繁体   English   中英

使用分区键和排序键使用 bash 删除 DynamoDB 表中的所有项目

[英]Delete all items in a DynamoDB table using bash with both partition and sort keys

我正在尝试在 bash 中使用 AWS CLI 删除具有分区键和排序键的 DynamoDB 表中的所有项目。 到目前为止我发现的最好的东西是:

aws dynamodb scan --table-name $TABLE_NAME --attributes-to-get "$KEY" \
--query "Items[].$KEY.S" --output text | \
tr "\t" "\n" | \
xargs -t -I keyvalue aws dynamodb delete-item --table-name $TABLE_NAME \
--key "{\"$KEY\": {\"S\": \"keyvalue\"}}"

但这不适用于同时具有分区键和排序键的表,而且我还无法使其适用于这样的表。 知道如何修改脚本以使其适用于具有复合键的表吗?

根据您桌子的大小,这可能太昂贵并导致停机。 请记住,删除的成本与写入的成本相同,因此您将受到预配置的 WCU 的限制。 删除并重新创建表会更简单、更快

# this uses jq but basically we're just removing 
# some of the json fields that describe an existing 
# ddb table and are not actually part of the table schema/defintion
aws dynamodb describe-table --table-name $table_name | jq '.Table | del(.TableId, .TableArn, .ItemCount, .TableSizeBytes, .CreationDateTime, .TableStatus, .ProvisionedThroughput.NumberOfDecreasesToday)' > schema.json
# delete the table
aws dynamodb delete-table --table-name $table_name
# create table with same schema (including name and provisioned capacity)
aws dynamodb create-table --cli-input-json file://schema.json

如果你真的想要你可以单独删除每个项目并且你在正确的轨道上你只需要在你的扫描投影和删除命令中指定哈希和范围键。

aws dynamodb scan \
  --attributes-to-get $HASH_KEY $RANGE_KEY \
  --table-name $TABLE_NAME --query "Items[*]" \
  # use jq to get each item on its own line
  | jq --compact-output '.[]' \
  # replace newlines with null terminated so 
  # we can tell xargs to ignore special characters 
  | tr '\n' '\0' \
  | xargs -0 -t -I keyItem \
    # use the whole item as the key to delete (dynamo keys *are* dynamo items)
    aws dynamodb delete-item --table-name $TABLE_NAME --key=keyItem

如果你想变得超级花哨,你可以使用describe-table调用来获取哈希和范围键来填充$HASH_KEY$RANGE_KEY但我会把它留给你作为练习。

更正@Cheruvian 发布的内容。 以下命令有效,在创建 schema.json 时我们需要排除更多字段。

aws dynamodb describe-table --table-name $table_name | jq '.Table | del(.TableId, .TableArn, .ItemCount, .TableSizeBytes, .CreationDateTime, .TableStatus, .LatestStreamArn, .LatestStreamLabel, .ProvisionedThroughput.NumberOfDecreasesToday, .ProvisionedThroughput.LastIncreaseDateTime)' > schema.json

aws dynamodb delete-table --table-name $table_name

aws dynamodb create-table --cli-input-json file://schema.json

如果您对使用 Node.js 感兴趣,请查看此示例(我在这里使用的是 TypeScript)。 更多相关信息可以在AWS 文档中找到。

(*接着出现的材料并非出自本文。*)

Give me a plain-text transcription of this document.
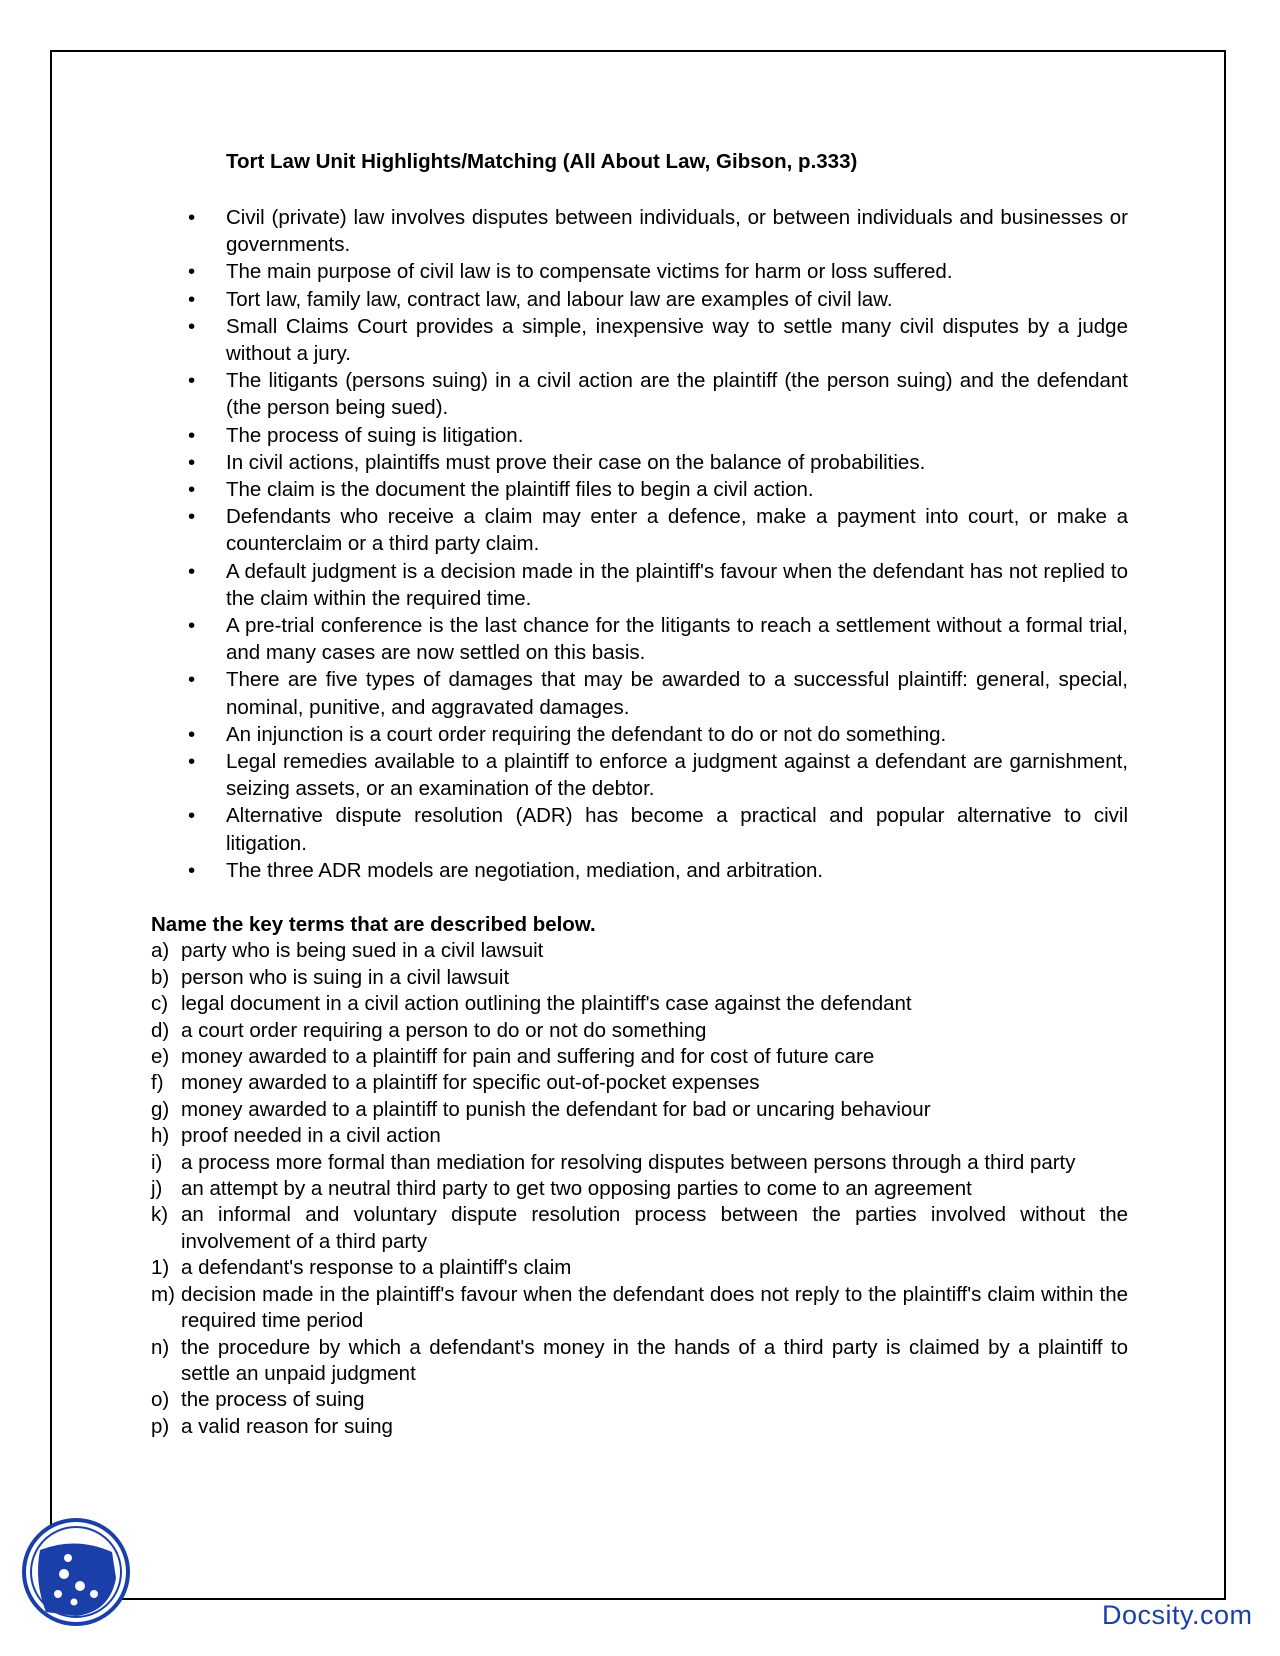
Tort Law Unit Highlights/Matching (All About Law, Gibson, p.333)
•	Civil (private) law involves disputes between individuals, or between individuals and businesses or governments.
•	The main purpose of civil law is to compensate victims for harm or loss suffered.
•	Tort law, family law, contract law, and labour law are examples of civil law.
•	Small Claims Court provides a simple, inexpensive way to settle many civil disputes by a judge without a jury.
•	The litigants (persons suing) in a civil action are the plaintiff (the person suing) and the defendant (the person being sued).
•	The process of suing is litigation.
•	In civil actions, plaintiffs must prove their case on the balance of probabilities.
•	The claim is the document the plaintiff files to begin a civil action.
•	Defendants who receive a claim may enter a defence, make a payment into court, or make a counterclaim or a third party claim.
•	A default judgment is a decision made in the plaintiff's favour when the defendant has not replied to the claim within the required time.
•	A pre-trial conference is the last chance for the litigants to reach a settlement without a formal trial, and many cases are now settled on this basis.
•	There are five types of damages that may be awarded to a successful plaintiff: general, special, nominal, punitive, and aggravated damages.
•	An injunction is a court order requiring the defendant to do or not do something.
•	Legal remedies available to a plaintiff to enforce a judgment against a defendant are garnishment, seizing assets, or an examination of the debtor.
•	Alternative dispute resolution (ADR) has become a practical and popular alternative to civil litigation.
•	The three ADR models are negotiation, mediation, and arbitration.

Name the key terms that are described below.

a) party who is being sued in a civil lawsuit
b) person who is suing in a civil lawsuit
c) legal document in a civil action outlining the plaintiff's case against the defendant
d) a court order requiring a person to do or not do something
e) money awarded to a plaintiff for pain and suffering and for cost of future care
f) money awarded to a plaintiff for specific out-of-pocket expenses
g) money awarded to a plaintiff to punish the defendant for bad or uncaring behaviour
h) proof needed in a civil action
i) a process more formal than mediation for resolving disputes between persons through a third party
j) an attempt by a neutral third party to get two opposing parties to come to an agreement
k) an informal and voluntary dispute resolution process between the parties involved without the involvement of a third party
1) a defendant's response to a plaintiff's claim
m) decision made in the plaintiff's favour when the defendant does not reply to the plaintiff's claim within the required time period
n) the procedure by which a defendant's money in the hands of a third party is claimed by a plaintiff to settle an unpaid judgment
o) the process of suing
p) a valid reason for suing
Docsity.com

import AWS from 'aws-sdk';
const DynamoDb = new AWS.DynamoDB.DocumentClient({
region: 'eu-west-1'

});
export const getAllItemsFromTable = async TableName => {
   const Res = await DynamoDb.scan({ TableName }).promise();
   return Res.Items;
};

export const deleteAllItemsFromTable = async (TableName = '', items:{ id: string }, hashKey) => {
  var counter = 0;
  //split items into patches of 25
  // 25 items is max for batchWrite
  asyncForEach(split(items, 25), async (patch, i) => {
    const RequestItems = {
      TableName: patch.map(item => {
        return {
          DeleteRequest: {
            Key: {
              id: item.id
            }
          }
        };
      })
    };
    await DynamoDb.batchWrite({ RequestItems }).promise();
    counter += patch.length;
    console.log('counter : ', counter);
  });
};

function split(arr, n) {
  var res = [];
  while (arr.length) {
    res.push(arr.splice(0, n));
  }
  return res;
}

async function asyncForEach(array, callback) {
  for (let index = 0; index < array.length; index++) {
    await callback(array[index], index, array);
  }
}

const tableName = "table"
// assuming table hashKey is named "id"
deleteAllItemsFromTable(tableName,getAllItemsFromTable(tableName))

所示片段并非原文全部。